Pour être crédible, le label devra assurer a minima l’adoption d’un seuil fondé sur la part des non conventionnels dans la production totale d’hydrocarbures (20%), auquel il sera possible de rajouter un autre critère d’exclusion fondé sur leur part dans le chiffre d’affaires (5% maximum). Le label semble aussi prévoir l’abaissement progressif du/des seuils qui seront retenus, ce qui serait une excellente chose afin de couvrir rapidement tous les producteurs de ces hydrocarbures et les pousser à organiser leur sortie du secteur, telle que demandée par le ministre de l’Economie et des Finances.

Le label risque de toujours financer l’aggravation de la crise climatique

Mais le plus gros manquement du label, sur le climat, pourrait être de ne pas prévoir l’exclusion des entreprises qui continuent de développer des projets strictement incompatibles avec les objectifs climatiques français et internationaux, en plus de générer de lourds impacts sociaux, humains et environnementaux. C’est le cas des nouveaux champs pétroliers et gaziers, reconnus notamment par l’Agence internationale de l’énergie comme n’ayant pas leur place dans un scénario permettant d’atteindre la neutralité carbone à l’horizon 2050 suivant une trajectoire 1,5°C.

A défaut d’exclure dès maintenant toutes les entreprises qui développent de tels projets, le label ISR doit viser leur exclusion dans un laps de temps très court, au risque sinon de continuer d’alimenter l’aggravation des dérèglements climatiques. Prévoir dès maintenant leur exclusion permettrait de les engager de manière crédible dans l’intervalle afin de les pousser à renoncer à leurs projets d’expansion afin de se mettre réellement en transition. Cela concernerait TotalEnergies, qui est la première entreprise européenne et 7ème entreprise internationale à prévoir le plus de nouveaux champs pétroliers et gaziers.

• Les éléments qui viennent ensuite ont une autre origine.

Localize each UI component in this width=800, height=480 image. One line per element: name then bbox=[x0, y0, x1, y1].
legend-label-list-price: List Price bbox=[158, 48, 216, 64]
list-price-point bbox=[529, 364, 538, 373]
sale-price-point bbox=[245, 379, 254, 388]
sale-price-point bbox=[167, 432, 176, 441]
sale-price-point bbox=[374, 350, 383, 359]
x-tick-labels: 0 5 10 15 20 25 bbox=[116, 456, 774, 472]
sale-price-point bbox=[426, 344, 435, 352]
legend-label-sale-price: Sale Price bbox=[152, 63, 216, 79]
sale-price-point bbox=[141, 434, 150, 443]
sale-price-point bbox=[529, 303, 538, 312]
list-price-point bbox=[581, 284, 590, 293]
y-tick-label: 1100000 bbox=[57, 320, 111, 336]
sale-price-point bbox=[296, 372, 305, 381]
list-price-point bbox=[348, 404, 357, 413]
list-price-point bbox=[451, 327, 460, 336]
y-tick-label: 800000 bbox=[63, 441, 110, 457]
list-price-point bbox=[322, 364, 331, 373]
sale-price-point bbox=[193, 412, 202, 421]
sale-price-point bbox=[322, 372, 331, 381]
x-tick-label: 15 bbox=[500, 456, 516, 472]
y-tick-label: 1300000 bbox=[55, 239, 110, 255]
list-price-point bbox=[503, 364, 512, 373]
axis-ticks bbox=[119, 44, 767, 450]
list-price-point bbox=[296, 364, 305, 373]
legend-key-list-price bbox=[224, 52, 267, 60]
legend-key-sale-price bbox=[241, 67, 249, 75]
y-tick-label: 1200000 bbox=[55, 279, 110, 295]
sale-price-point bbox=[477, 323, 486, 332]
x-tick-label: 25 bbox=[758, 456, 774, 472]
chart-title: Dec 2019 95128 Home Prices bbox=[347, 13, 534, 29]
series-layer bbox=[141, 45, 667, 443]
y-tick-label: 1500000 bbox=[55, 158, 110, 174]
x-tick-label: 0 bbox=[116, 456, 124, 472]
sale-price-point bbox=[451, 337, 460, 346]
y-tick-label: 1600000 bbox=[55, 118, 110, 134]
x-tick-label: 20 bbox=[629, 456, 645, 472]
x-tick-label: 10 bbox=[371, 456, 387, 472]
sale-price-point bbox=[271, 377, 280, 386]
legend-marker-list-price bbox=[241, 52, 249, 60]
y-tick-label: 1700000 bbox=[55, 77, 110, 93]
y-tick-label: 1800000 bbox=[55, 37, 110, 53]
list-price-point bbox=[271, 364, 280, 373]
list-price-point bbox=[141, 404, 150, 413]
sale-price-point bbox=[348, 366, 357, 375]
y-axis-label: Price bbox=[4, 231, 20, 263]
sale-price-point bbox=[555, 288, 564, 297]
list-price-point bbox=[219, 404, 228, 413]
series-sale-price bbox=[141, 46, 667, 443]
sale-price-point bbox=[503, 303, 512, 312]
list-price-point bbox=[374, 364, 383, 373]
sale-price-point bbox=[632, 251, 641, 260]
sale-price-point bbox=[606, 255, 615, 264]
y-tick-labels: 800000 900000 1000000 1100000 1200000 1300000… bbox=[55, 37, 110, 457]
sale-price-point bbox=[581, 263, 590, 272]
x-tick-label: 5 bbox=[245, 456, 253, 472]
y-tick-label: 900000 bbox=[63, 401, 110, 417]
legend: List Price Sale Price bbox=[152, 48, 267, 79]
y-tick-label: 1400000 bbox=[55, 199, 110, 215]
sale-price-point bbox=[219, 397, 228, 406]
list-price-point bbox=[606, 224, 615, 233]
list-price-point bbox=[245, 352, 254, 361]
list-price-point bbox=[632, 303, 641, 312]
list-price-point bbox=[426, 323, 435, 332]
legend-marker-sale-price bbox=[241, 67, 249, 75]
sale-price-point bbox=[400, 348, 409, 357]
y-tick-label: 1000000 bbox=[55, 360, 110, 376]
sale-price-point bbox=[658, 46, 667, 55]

Les orientations, bien que vagues, démontrent la nécessité de se mobiliser pour assurer l’intégration d’exclusions suffisantes pour garantir la crédibilité du label ISR et répondre aux attentes des investisseurs. Concernant le climat, une vigilance sera apportée aux seuils retenus pour le charbon et les énergies fossiles non conventionnelles. Surtout, prévoir une exclusion rapide des entreprises qui développent de nouveaux champs pétroliers et gaziers est indispensable pour ne pas faire du label un outil d’aggravation de la catastrophe climatique. Y manquer serait par ailleurs contraire à l’objectif affiché de fonder le label sur une approche de double matérialité et d’en faire, comme sa Présidente l’indique, un produit au service de la transition (2).

Pour aller plus loin :

Notes :

  1. Bruno Le Maire invitait en 2020 le secteur financier à sortir progressivement des hydrocarbures non conventionnels, après avoir lancé un appel similaire sur la sortie du charbon en 2018. Les acteurs financiers français se sont par la suite dotés de politiques sectorielles couvrant l’ensemble de la chaîne de valeur liée au charbon et se sont plus récemment mis en ordre de marche pour répliquer la démarche sur les pétrole et gaz non conventionnels. L’AMF et l’ACPR pointent toutefois du doigt les faiblesses des politiques pétrole et gaz et appellent la Place financière à “mettre en place des politiques robustes, transparentes et comparables sur toutes les énergies fossiles”.
  2. Michèle Pappalardo affirme que les fonds devront “accompagner les acteurs économiques dans leur transition vers un monde moins carboné” et “expliquer leur trajectoire Net Zero en 2050, avec des objectifs intermédiaires à 2030 si possible ». A noter qu’n grand nombre d’acteurs financiers français se sont engagés à aligner leur portefeuille sur l’objectif d’atteinte de la neutralité carbone à l’horizon 2050 suivant une trajectoire 1,5°C. Ils sont requis, dans le cadre de l’alliance GFANZ, d’adopter un plan de transition d’ici un an permettant de baisser de 50% leurs émissions de gaz à effet de serre d’ici 2030 et de soutenir la sortie des énergies fossiles avec un arrêt au plus vite de tous nouveaux projets dans ces secteurs.